Ese disfrute es el que los músicos tenemos en mente cuando tras plantearse un repertorio, estudiarse y ensayarse con el máximo esfuerzo se consigue el placer, conexión y reciprocidad de los paisanos sentados en el Teatro Thuiller. Tal acogida se pudo sentir que me atrevería a decir que el teatro se quedó pequeño. Como componente de la misma, me siento muy agradecida de participar en los distintos proyectos junto a compañeros de gran nivel y trayectoria profesional, viendo al mismo tiempo que tras años de horas de estudio dedicadas al violín, puedo reflejar mi trabajo y ver los frutos de forma exitosa sabiendo que mereció la pena aquello que escogí.

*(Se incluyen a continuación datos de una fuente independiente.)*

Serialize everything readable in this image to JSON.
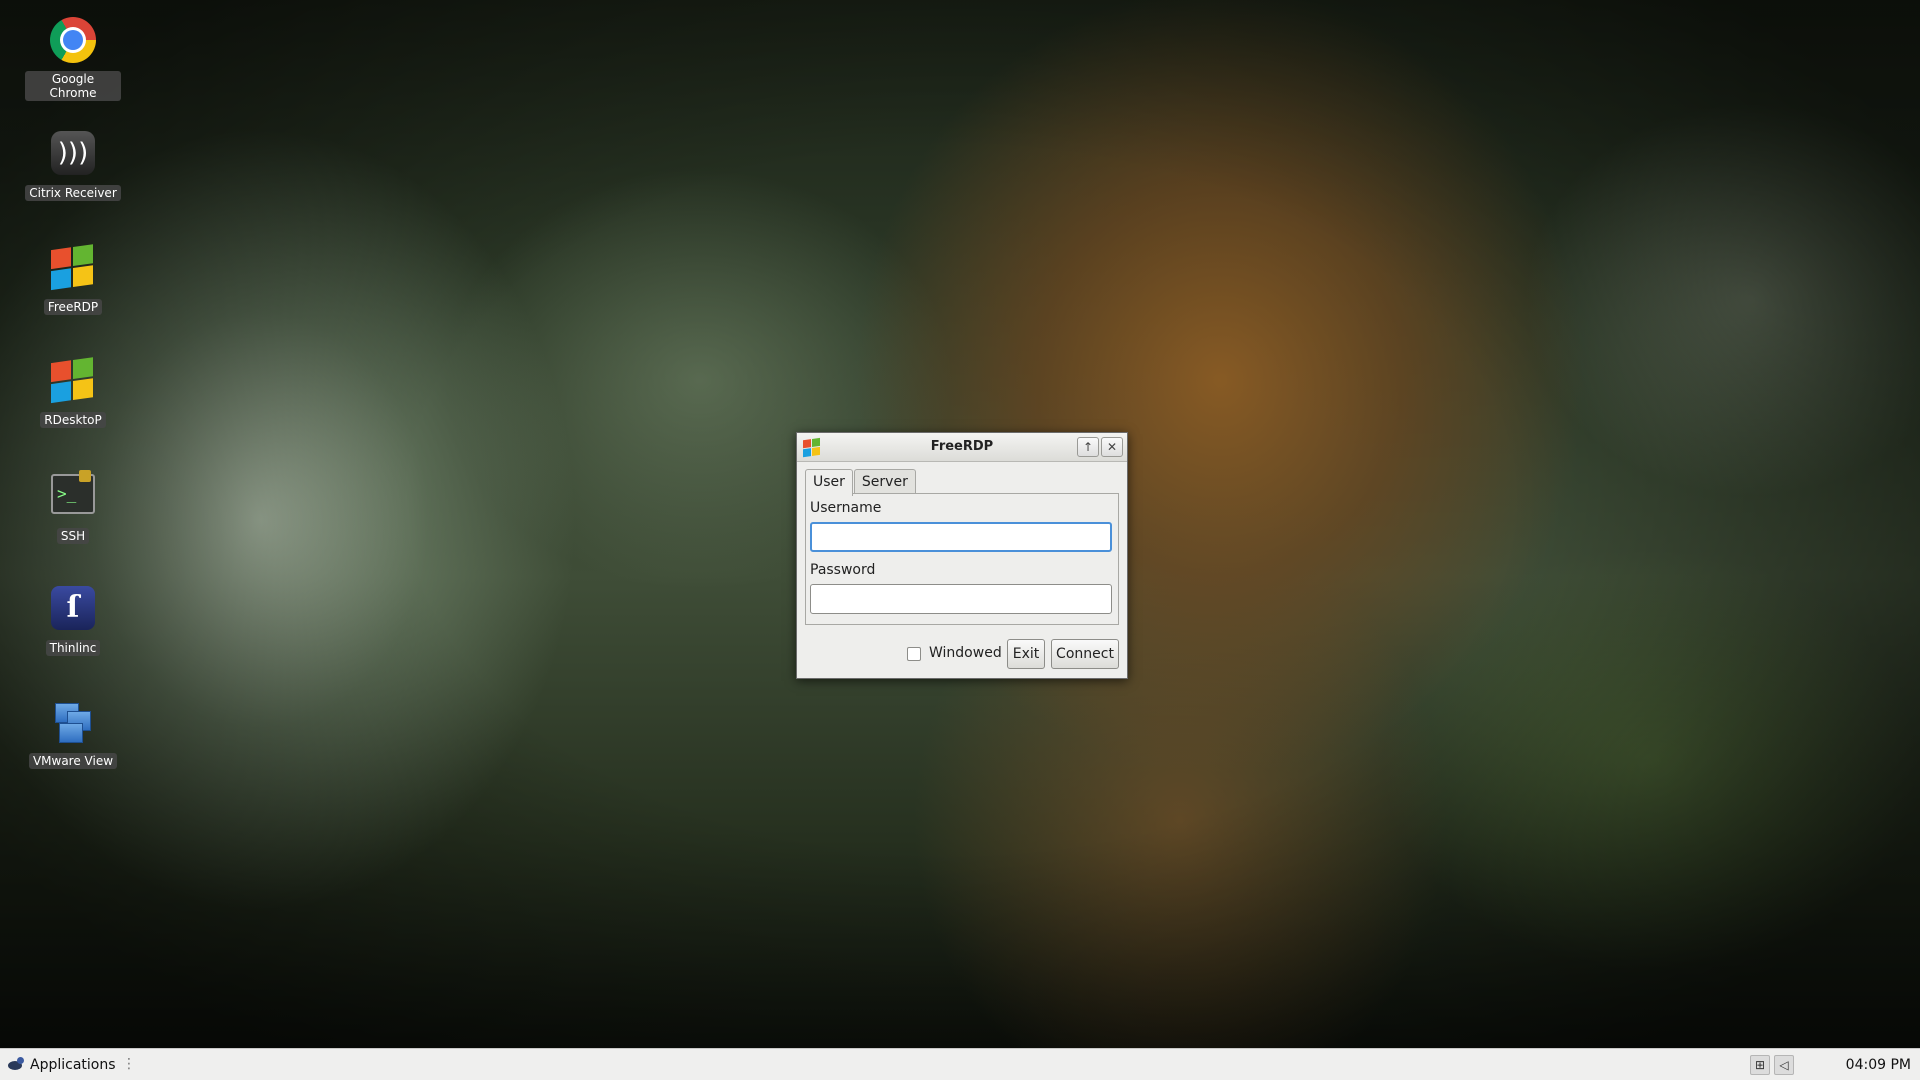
{
  "desktop": {
    "icons": [
      {
        "label": "Google Chrome",
        "icon": "chrome-icon"
      },
      {
        "label": "Citrix Receiver",
        "icon": "citrix-icon"
      },
      {
        "label": "FreeRDP",
        "icon": "windows-flag-icon"
      },
      {
        "label": "RDesktoP",
        "icon": "windows-flag-icon"
      },
      {
        "label": "SSH",
        "icon": "terminal-lock-icon"
      },
      {
        "label": "Thinlinc",
        "icon": "thinlinc-icon"
      },
      {
        "label": "VMware View",
        "icon": "vmware-icon"
      }
    ]
  },
  "dialog": {
    "title": "FreeRDP",
    "title_icon": "windows-flag-icon",
    "tabs": [
      {
        "label": "User",
        "active": true
      },
      {
        "label": "Server",
        "active": false
      }
    ],
    "username_label": "Username",
    "username_value": "",
    "password_label": "Password",
    "password_value": "",
    "windowed_label": "Windowed",
    "windowed_checked": false,
    "exit_label": "Exit",
    "connect_label": "Connect",
    "maximize_glyph": "↑",
    "close_glyph": "✕"
  },
  "taskbar": {
    "applications_label": "Applications",
    "separator_glyph": "⋮",
    "tray_icons": [
      "network-icon",
      "volume-icon"
    ],
    "clock": "04:09 PM"
  },
  "colors": {
    "focus_border": "#4a90d9",
    "icon_label_bg": "#464646",
    "taskbar_bg": "#efefee"
  }
}
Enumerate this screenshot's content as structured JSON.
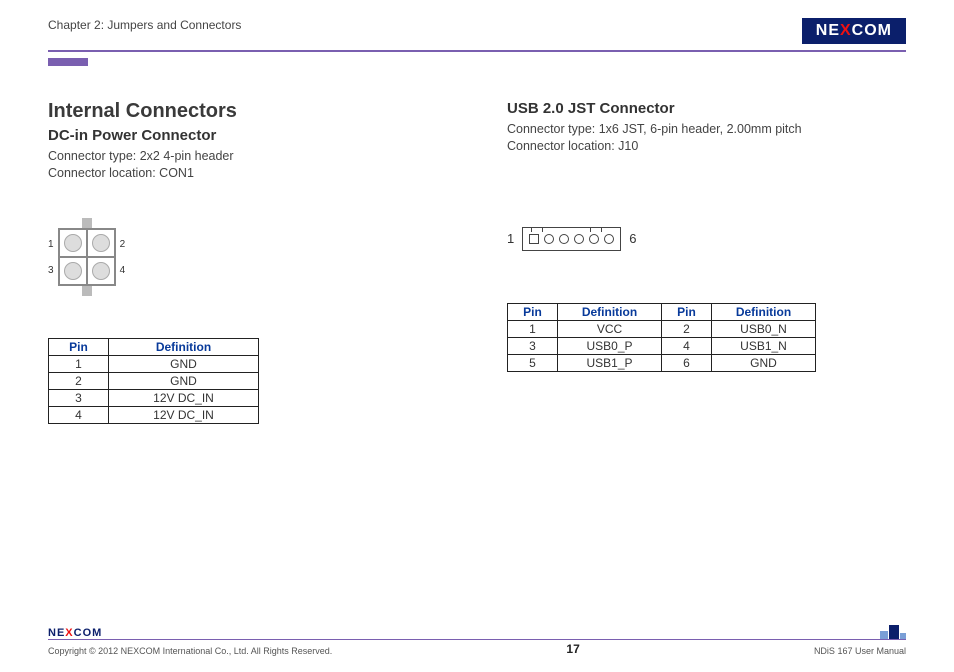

Caravaca está apostando por la cultura y para consensuar este hecho sería brillante que contara con una Orquesta residente en el territorio, en la cual, las personas jóvenes pudieran formarse, visibilizar su labor profesional y compartirla con el resto de la ciudadanía. A todos y a todas nos gusta escuchar música, asistir a conciertos de distinto tipo y a veces lo único  necesario es brindar oportunidades. Compartir es vivir y la música es una profesión que se comparte, ya que de lo contrario no tendría sentido.

Tener un calendario de conciertos fijados como Navidad, Año Nuevo, Semana Santa, Fiestas de mayo o verano ayudaría a reivindicar la personalidad, sacrificio, esfuerzo y pasión de los que la estudian de por vida, porque es una vida dedicada a ello.

Coro del Conservatorio de Caravaca

Hoy en día vivimos en la sociedad momentánea, de la rapidez, del “clic” y a la vez estamos sometidos a una gran contaminación sonora. A veces, tal es la contaminación de ruidos que asumimos como normales que no nos damos ni cuenta. Quizás, el parar, sentarse, apreciar el silencio (algo que forma parte de la música), compartir con los nuestros y escuchar sonidos que nos desintoxiquen puede ser una gran forma de contribuir a que algo momentáneo como el concierto pasado, se convierta en algo permanente.